Facts: The case concerned a Georgian national who applied for international protection at the IPO in September 2019. He completed the section 13 process, but not the section 15 process required to complete the lodging of his application. This was because he required a Georgian interpreter, and he was informed that he would be contacted when this could be arranged. He submitted that he did not subsequently hear from the IPO. Following contact via his social worker, he secured an appointment to complete the section 15 process in December 2019. The applicant was given an international protection questionnaire to complete. He sought legal advice and subsequent extensions to the deadline to return the questionnaire, including for reasons relating to COVID-19 and securing a translator. These were granted by the IPO and when the questionnaire was received by the IPO, there was no suggestion that it would not be considered or that the applicant had not cooperated in the process.
The applicant applied for a labour market access permission in June 2020. This was refused on the ground that the applicant was found to have contributed to the delay in the processing of his international protection application. This decision was appealed to the IPAT, which upheld the decision of the Labour Market Access Unit (LMAU). The applicant instituted judicial review proceedings challenging the decision of the IPAT.
Reasoning: In the High Court ruling on 9 June 2022, Heslin J. held that the refusal from the LMAU was unfounded. He held that there was no evidence of a delay attributable to the applicant in the events that took place between his making of an application for international protection and the submission of a questionnaire. Heslin J. held that the refusal decision, and the upholding of this decision in the IPAT, was irrational and unreasonable, particularly in the context of the COVID-19 pandemic, the related public health measures and the flexibility given by the IPO during this period. He held that as such the decision of the LMAU was not based on evidence and that the principle of fair procedures was not followed. The applicant was also not notified of the finding that he had not cooperated with the IPO (a finding which the IPO had not reached).
Heslin J. also identified a difference between the labour market access provisions under Article 15 of the recast Reception Conditions Directive 2013/33/EU and its transposition in regulation 11 of the European Communities (Reception Conditions) Regulations 2018 (SI 230/2018). Regulation 11(4)(b) states that a labour market access permission will be granted subject to certain conditions being met, including that the delay in processing a protection application “cannot be attributed, or attributed in part, to the applicant”, whereas Article 15 of the Directive provides that the delay “cannot be attributed to the applicant.” As such, the transposition of the Directive diluted the provisions of the Directive on labour market access.

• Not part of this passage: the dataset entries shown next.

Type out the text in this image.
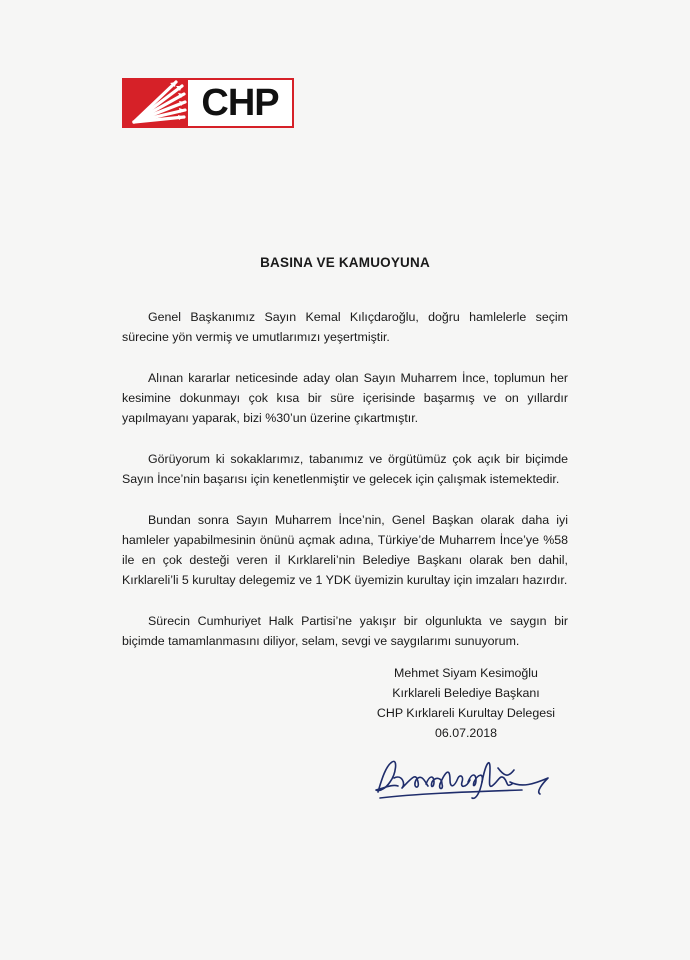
CHP
BASINA VE KAMUOYUNA

Genel Başkanımız Sayın Kemal Kılıçdaroğlu, doğru hamlelerle seçim sürecine yön vermiş ve umutlarımızı yeşertmiştir.

Alınan kararlar neticesinde aday olan Sayın Muharrem İnce, toplumun her kesimine dokunmayı çok kısa bir süre içerisinde başarmış ve on yıllardır yapılmayanı yaparak, bizi %30’un üzerine çıkartmıştır.

Görüyorum ki sokaklarımız, tabanımız ve örgütümüz çok açık bir biçimde Sayın İnce’nin başarısı için kenetlenmiştir ve gelecek için çalışmak istemektedir.

Bundan sonra Sayın Muharrem İnce’nin, Genel Başkan olarak daha iyi hamleler yapabilmesinin önünü açmak adına, Türkiye’de Muharrem İnce’ye %58 ile en çok desteği veren il Kırklareli’nin Belediye Başkanı olarak ben dahil, Kırklareli’li 5 kurultay delegemiz ve 1 YDK üyemizin kurultay için imzaları hazırdır.

Sürecin Cumhuriyet Halk Partisi’ne yakışır bir olgunlukta ve saygın bir biçimde tamamlanmasını diliyor, selam, sevgi ve saygılarımı sunuyorum.

Mehmet Siyam Kesimoğlu
Kırklareli Belediye Başkanı
CHP Kırklareli Kurultay Delegesi
06.07.2018
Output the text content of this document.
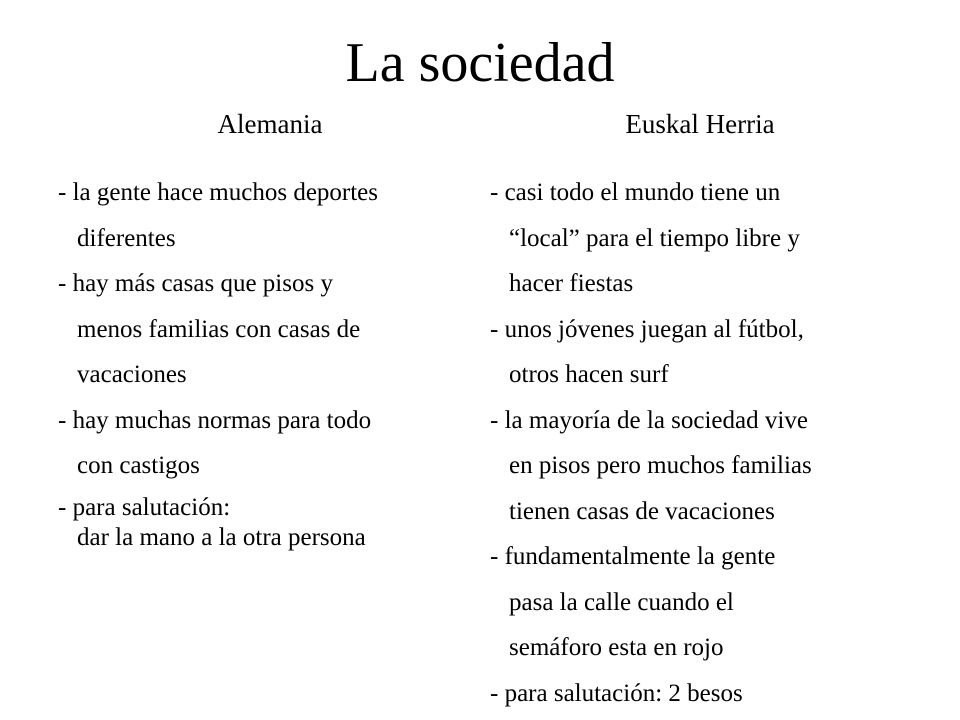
La sociedad
Alemania	Euskal Herria
- la gente hace muchos deportes
diferentes
- hay más casas que pisos y
menos familias con casas de
vacaciones
- hay muchas normas para todo
con castigos
- para salutación:
dar la mano a la otra persona
- casi todo el mundo tiene un
“local” para el tiempo libre y
hacer fiestas
- unos jóvenes juegan al fútbol,
otros hacen surf
- la mayoría de la sociedad vive
en pisos pero muchos familias
tienen casas de vacaciones
- fundamentalmente la gente
pasa la calle cuando el
semáforo esta en rojo
- para salutación: 2 besos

In the second high court ruling on this case on 17 May 2023, Ferriter J. held that the applicant was entitled to Francovich damages. He held that it met the conditions required, recognising that Article 15(1) of the Directive can be understood to confer a right on individuals and that Article 15(2) requires Member States to ensure access to the labour market is effective. The clear and material difference between the Directive and the transposition in the 2018 Regulations weakened the labour market access provision and was serious enough for damages to be awarded.
Decision: The Court held that the applicant was entitled to damages under the Francovich test as a result of the Minister for Justice’s failure to properly transpose Article 15 of the recast Reception Conditions Directive.